The bridge maps available from Parke County Inc. are easy to follow for those who want to drive and take in the fall colors. The routes are marked with color-coded signs matching the colors of the bridge map. The routes will take people through farm country where the harvesting of corn and beans will be in progress. Several of the bridge routes also go through the county’s Amish communities. The towns along the bridge routes all have special events during the festival. Besides the activities in Rockville, both Mansfield and Bridgeton draw large crowds.

Both towns have huge flea markets with hundreds, if not thousands, of vendors selling both new and old items.

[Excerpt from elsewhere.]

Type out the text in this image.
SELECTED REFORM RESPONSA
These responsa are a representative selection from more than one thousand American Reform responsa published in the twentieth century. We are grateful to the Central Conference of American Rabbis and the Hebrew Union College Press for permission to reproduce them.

Mansfield also has a mill open for tours as well as a covered bridge located in the heart of the activities. While the Bridgeton Bridge is gone, the mill will be grinding flour and the town will still be full of activity.

Other highlights include apple butter demonstrations at the historic Quaker community of Bloomingdale; buried roast beef in Tangier, a pig roast in Montezuma and tours of a one-room schoolhouse in Mecca.

Parke Players will present their annual melodrama in the evenings in Rockville at the restored Ritz Theatre, and there will be quilt auctions around the courthouse square several times during the festival.

Billie Creek Village is located just east of Rockville. Visitors will find crafters demonstrating life as it would have been at the turn of the 20th century. Restored buildings are set up to show a typical town of the time period and there are three covered bridges on the property. Clabber Girl baking demonstrations will be at Billie Creek on Oct. 14-15.

Other highlights of the festival include an antique tractor show in Montezuma on Oct. 14-15 and an auction to benefit the Bridgton Bridge rebuilding fund in Rockville on Oct. 21. On Oct. 20 spinners and weavers will demonstrate their crafts on the front porch of the old Parke County jail, which now serves as the Tourist Information Center.